Nvidia Acknowledges China’s DeepSeek R1 for Advances in AI

Nvidia Acknowledges China’s DeepSeek R1 for Advances in AI

While the Chinese startup’s success caused Nvidia’s stock price to plummet 17% on Monday, Nvidia has acknowledged DeepSeek’s recently released R1 model as a major breakthrough in artificial intelligence.

According to an Nvidia official, “DeepSeek is a significant AI breakthrough and a strong example of Test Time Scaling.” “Their advancements demonstrate how cutting-edge AI models can be built using this approach, utilizing widely available computing resources while remaining fully compliant with export regulations.”

Last week, DeepSeek released its R1 model, an open-source AI system with a reasoning focus. According to reports, R1 has outperformed top models from American companies such as OpenAI. Surprisingly, DeepSeek was able to create R1 with a training expenditure of less than $6 million, which is a small portion of the billions of dollars that major Silicon Valley companies are spending on AI development.

According to Nvidia’s position, the success of DeepSeek may increase demand for its GPUs, which are essential for AI inference procedures.

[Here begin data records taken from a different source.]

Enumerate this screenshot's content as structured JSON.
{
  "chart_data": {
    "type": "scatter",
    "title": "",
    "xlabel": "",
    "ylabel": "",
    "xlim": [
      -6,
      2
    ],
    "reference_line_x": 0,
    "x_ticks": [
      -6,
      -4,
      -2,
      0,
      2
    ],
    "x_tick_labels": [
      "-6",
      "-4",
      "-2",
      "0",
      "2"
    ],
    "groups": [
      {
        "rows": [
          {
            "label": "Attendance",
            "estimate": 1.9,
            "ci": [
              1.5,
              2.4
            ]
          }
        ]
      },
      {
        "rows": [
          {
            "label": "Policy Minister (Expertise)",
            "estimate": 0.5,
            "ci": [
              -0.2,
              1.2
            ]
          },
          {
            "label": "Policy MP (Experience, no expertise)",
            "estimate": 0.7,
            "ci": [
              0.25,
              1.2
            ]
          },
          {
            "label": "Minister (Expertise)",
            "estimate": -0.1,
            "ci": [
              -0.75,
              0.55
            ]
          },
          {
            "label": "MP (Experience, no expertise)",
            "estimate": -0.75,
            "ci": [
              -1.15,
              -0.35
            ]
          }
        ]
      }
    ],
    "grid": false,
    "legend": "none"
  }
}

The spokesman went on to say, “Inference heavily relies on Nvidia GPUs along with high-performance networking,” “We now recognize three key scaling principles: pre-training, post-training, and the newly emerging test-time scaling.”

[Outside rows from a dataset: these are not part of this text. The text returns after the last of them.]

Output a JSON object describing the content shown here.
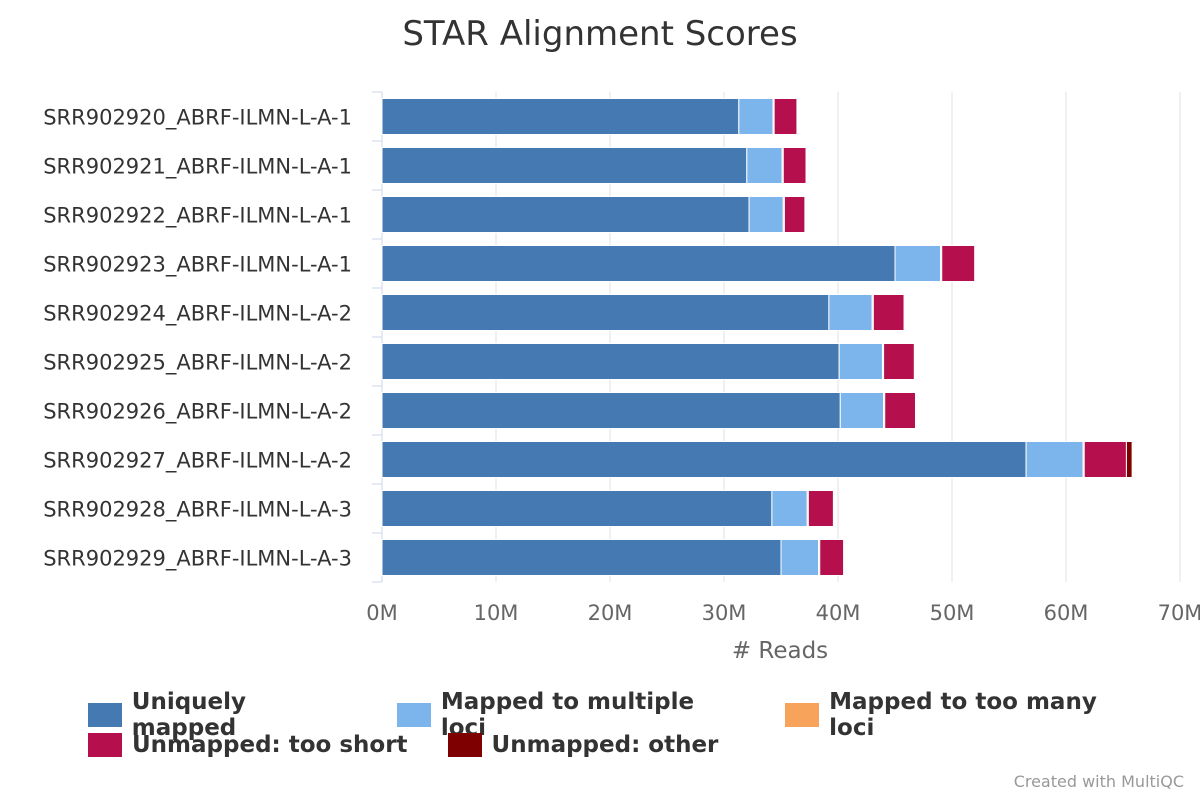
{
  "chart_data": {
    "type": "bar",
    "orientation": "horizontal",
    "stacked": true,
    "title": "STAR Alignment Scores",
    "xlabel": "# Reads",
    "ylabel": "",
    "xlim": [
      0,
      70
    ],
    "x_ticks": [
      0,
      10,
      20,
      30,
      40,
      50,
      60,
      70
    ],
    "x_tick_labels": [
      "0M",
      "10M",
      "20M",
      "30M",
      "40M",
      "50M",
      "60M",
      "70M"
    ],
    "grid": "vertical",
    "legend_position": "bottom",
    "categories": [
      "SRR902920_ABRF-ILMN-L-A-1",
      "SRR902921_ABRF-ILMN-L-A-1",
      "SRR902922_ABRF-ILMN-L-A-1",
      "SRR902923_ABRF-ILMN-L-A-1",
      "SRR902924_ABRF-ILMN-L-A-2",
      "SRR902925_ABRF-ILMN-L-A-2",
      "SRR902926_ABRF-ILMN-L-A-2",
      "SRR902927_ABRF-ILMN-L-A-2",
      "SRR902928_ABRF-ILMN-L-A-3",
      "SRR902929_ABRF-ILMN-L-A-3"
    ],
    "series": [
      {
        "name": "Uniquely mapped",
        "color": "#4479b1",
        "values": [
          31.3,
          32.0,
          32.2,
          45.0,
          39.2,
          40.1,
          40.2,
          56.5,
          34.2,
          35.0
        ]
      },
      {
        "name": "Mapped to multiple loci",
        "color": "#7cb4ec",
        "values": [
          3.0,
          3.1,
          3.0,
          4.0,
          3.8,
          3.8,
          3.8,
          5.0,
          3.1,
          3.3
        ]
      },
      {
        "name": "Mapped to too many loci",
        "color": "#f7a35c",
        "values": [
          0.1,
          0.1,
          0.1,
          0.1,
          0.1,
          0.1,
          0.1,
          0.1,
          0.1,
          0.1
        ]
      },
      {
        "name": "Unmapped: too short",
        "color": "#b5104d",
        "values": [
          2.0,
          2.0,
          1.8,
          2.9,
          2.7,
          2.7,
          2.7,
          3.7,
          2.2,
          2.1
        ]
      },
      {
        "name": "Unmapped: other",
        "color": "#7f0000",
        "values": [
          0.05,
          0.05,
          0.05,
          0.05,
          0.05,
          0.05,
          0.05,
          0.5,
          0.05,
          0.05
        ]
      }
    ]
  },
  "credit": "Created with MultiQC"
}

Nvidia also disputed assertions made by Scale AI CEO Alexandr Wang, stating that DeepSeek’s GPUs were legally allowed for use in China. Wang implied on CNBC last week that DeepSeek had utilized limited Nvidia GPUs; however, DeepSeek maintains that it used specially authorized models made for the Chinese market.

Analysts are questioning if the significant investments in AI infrastructure made by firms like Microsoft, Google, and Meta are required in light of DeepSeek’s cost-effective AI methodology. Microsoft recently revealed intentions to invest $80 billion in AI infrastructure by 2025, and Mark Zuckerberg, the CEO of Meta, said the business may spend up to $65 billion on AI capital expenditures the following year.

“Industries like advertising, travel, and consumer applications that rely on cloud-based AI services could see immediate financial benefits if training costs turn out to be significantly lower than expected,” said Justin Post, an analyst at BofA Securities. “However, this could also lead to a decline in long-term AI infrastructure revenues and costs for major cloud providers.”

Industry heavyweights including Microsoft CEO Satya Nadella, OpenAI CEO Sam Altman, and Nvidia CEO Jensen Huang have highlighted a wider trend that is reflected in Nvidia’s most recent remarks.

Previously, a notion known as the “scaling law,” which was first proposed by OpenAI researchers in 2020, was primarily responsible for the AI boom and, in turn, the demand for Nvidia GPUs. According to this theory, increased processing power and data input could boost AI performance, which would increase demand for GPUs.

However, Huang and Altman have been concentrating on a novel extension of this idea since late 2023, which they call “test-time scaling.”

According to this method, fully trained AI models can use additional processing resources during inference to improve their reasoning skills and, over time, the caliber of their responses. This approach is used in DeepSeek’s R1 and OpenAI’s more recent models, such as o1, suggesting a possible change in AI development approaches.